Last year, computer scientists at the University of Montreal (U of M) in Canada were eager to show off a new speech recognition algorithm, and they wanted to compare it to a benchmark, an algorithm from a well-known scientist. The only problem: The benchmark’s source code wasn’t published. The researchers had to recreate it from the published description. But they couldn’t get their version to match the benchmark’s claimed performance, says Nan Rosemary Ke, a Ph.D. student in the U of M lab. “We tried for 2 months and we couldn’t get anywhere close.”
[…]
The most basic problem is that researchers often don’t share their source code. At the AAAI meeting, Odd Erik Gundersen, a computer scientist at the Norwegian University of Science and Technology in Trondheim, reported the results of a survey of 400 algorithms presented in papers at two top AI conferences in the past few years. He found that only 6% of the presenters shared the algorithm’s code. Only a third shared the data they tested their algorithms on, and just half shared “pseudocode”—a limited summary of an algorithm. (In many cases, code is also absent from AI papers published in journals, including Science and Nature.)
[…]
Assuming you can get and run the original code, it still might not do what you expect. In the area of AI called machine learning, in which computers derive expertise from experience, the training data for an algorithm can influence its performance. Ke suspects that not knowing the training for the speech-recognition benchmark was what tripped up her group. “There’s randomness from one run to another,” she says. You can get “really, really lucky and have one run with a really good number,” she adds. “That’s usually what people report.”
[…]
Henderson’s experiment was conducted in a test bed for reinforcement learning algorithms called Gym, created by OpenAI, a nonprofit based in San Francisco, California. John Schulman, a computer scientist at OpenAI who helped create Gym, says that it helps standardize experiments. “Before Gym, a lot of people were working on reinforcement learning, but everyone kind of cooked up their own environments for their experiments, and that made it hard to compare results across papers,” he says.
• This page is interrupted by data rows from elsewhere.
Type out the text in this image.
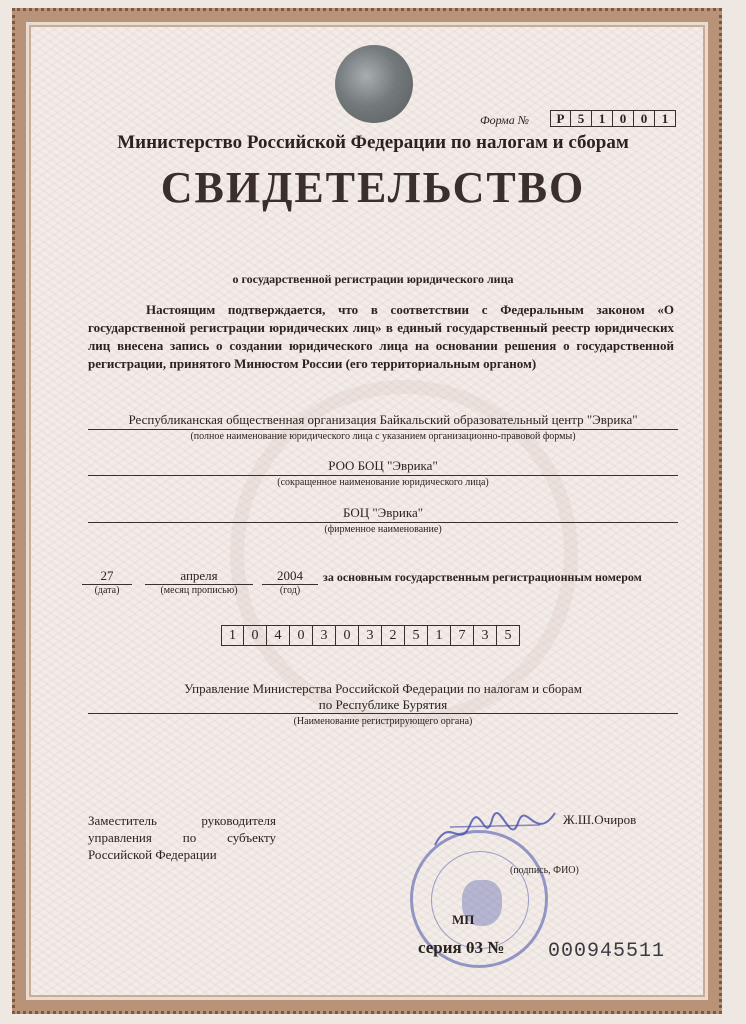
Форма №	Р	5	1	0	0	1
Министерство Российской Федерации по налогам и сборам
СВИДЕТЕЛЬСТВО
о государственной регистрации юридического лица
Настоящим подтверждается, что в соответствии с Федеральным законом «О государственной регистрации юридических лиц» в единый государственный реестр юридических лиц внесена запись о создании юридического лица на основании решения о государственной регистрации, принятого Минюстом России (его территориальным органом)
Республиканская общественная организация Байкальский образовательный центр "Эврика"
(полное наименование юридического лица с указанием организационно-правовой формы)
РОО БОЦ "Эврика"
(сокращенное наименование юридического лица)
БОЦ "Эврика"
(фирменное наименование)
27
(дата)
апреля
(месяц прописью)
2004
(год)
за основным государственным регистрационным номером
1	0	4	0	3	0	3	2	5	1	7	3	5
Управление Министерства Российской Федерации по налогам и сборам
по Республике Бурятия
(Наименование регистрирующего органа)
Заместитель руководителя управления по субъекту Российской Федерации
Ж.Ш.Очиров
(подпись, ФИО)
МП
серия 03 № 000945511
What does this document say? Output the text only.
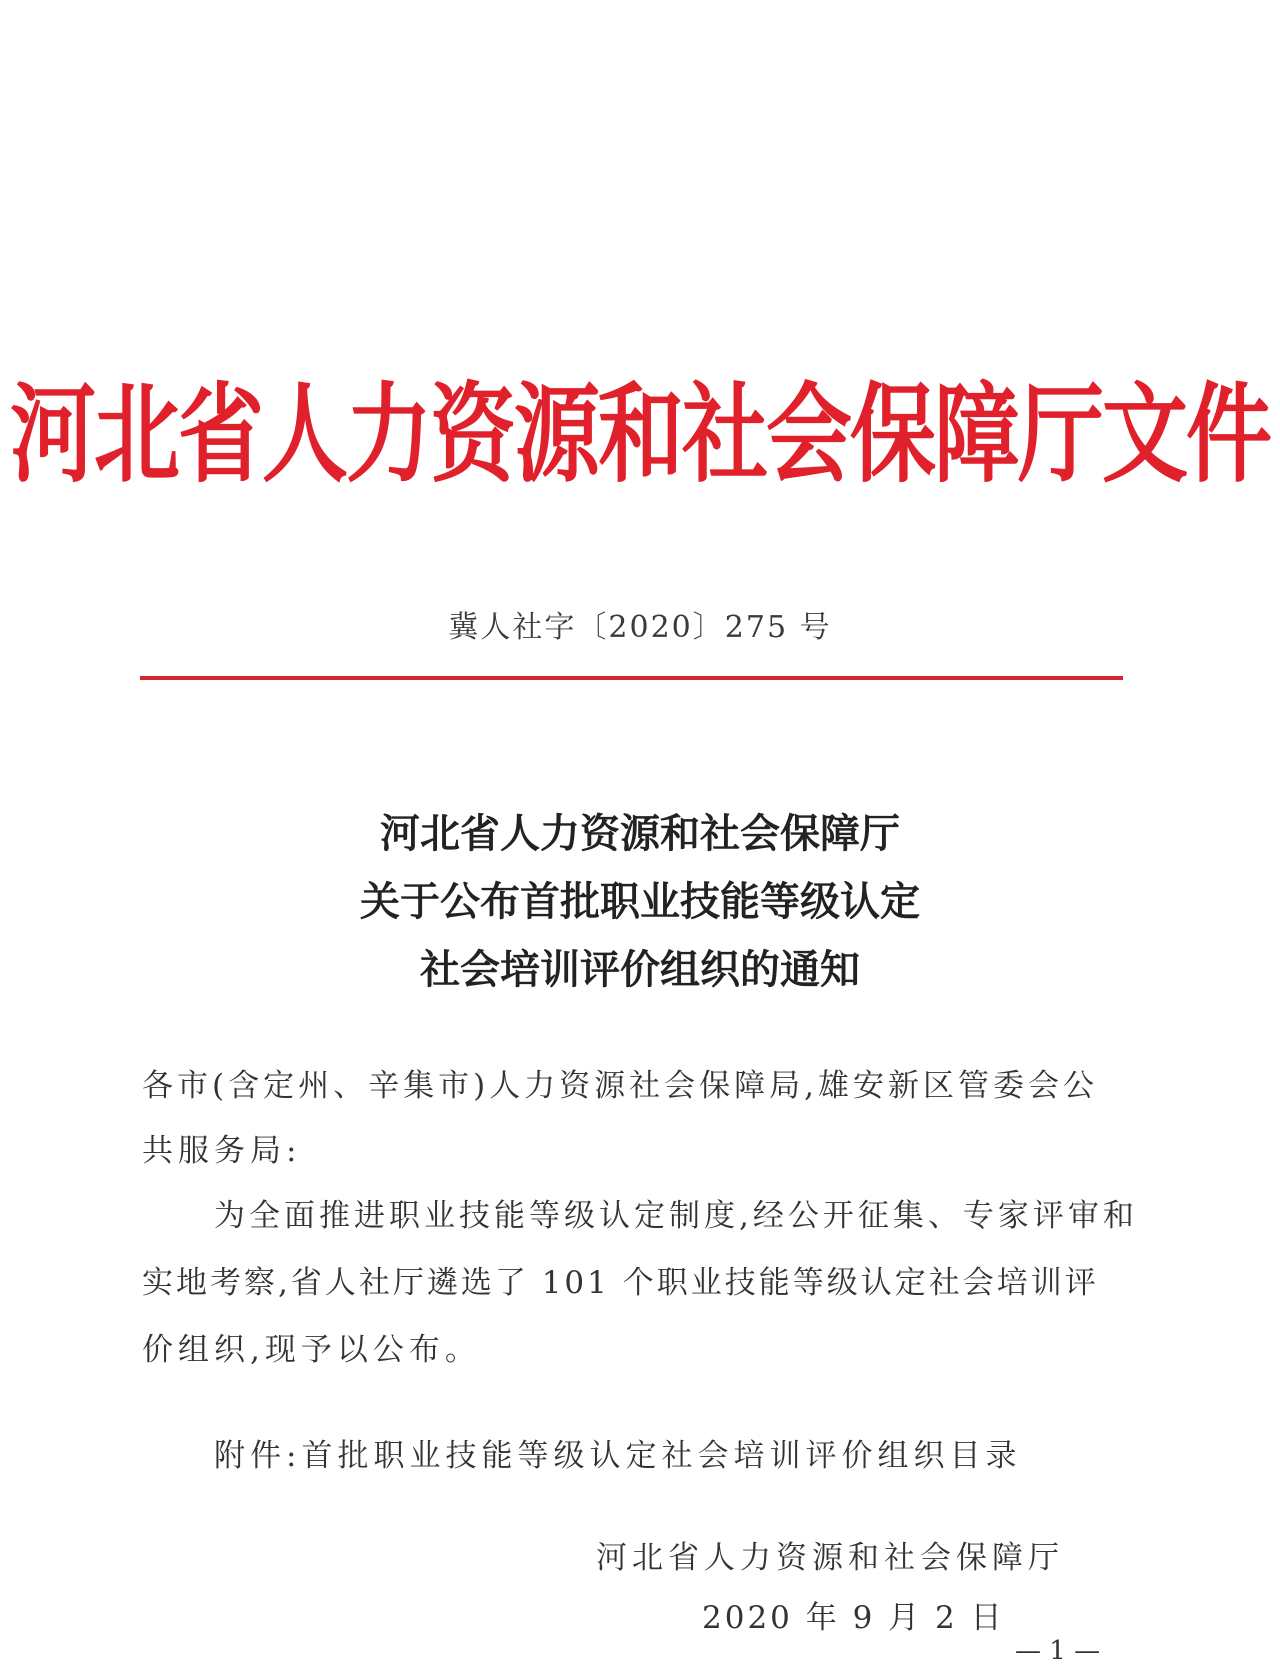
河北省人力资源和社会保障厅文件
冀人社字〔2020〕275 号
河北省人力资源和社会保障厅
关于公布首批职业技能等级认定
社会培训评价组织的通知
各市(含定州、辛集市)人力资源社会保障局,雄安新区管委会公
共服务局:
为全面推进职业技能等级认定制度,经公开征集、专家评审和
实地考察,省人社厅遴选了 101 个职业技能等级认定社会培训评
价组织,现予以公布。
附件:首批职业技能等级认定社会培训评价组织目录
河北省人力资源和社会保障厅
2020 年 9 月 2 日
— 1 —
IBM Research presented another tool at the AAAI meeting to aid replication: a system for recreating unpublished source code automatically, saving researchers days or weeks of effort. It’s a neural network—a machine learning algorithm made of layers of small computational units, analogous to neurons—that is designed to recreate other neural networks. It scans an AI research paper looking for a chart or diagram describing a neural net, parses those data into layers and connections, and generates the network in new code. The tool has now reproduced hundreds of published neural networks, and IBM is planning to make them available in an open, online repository.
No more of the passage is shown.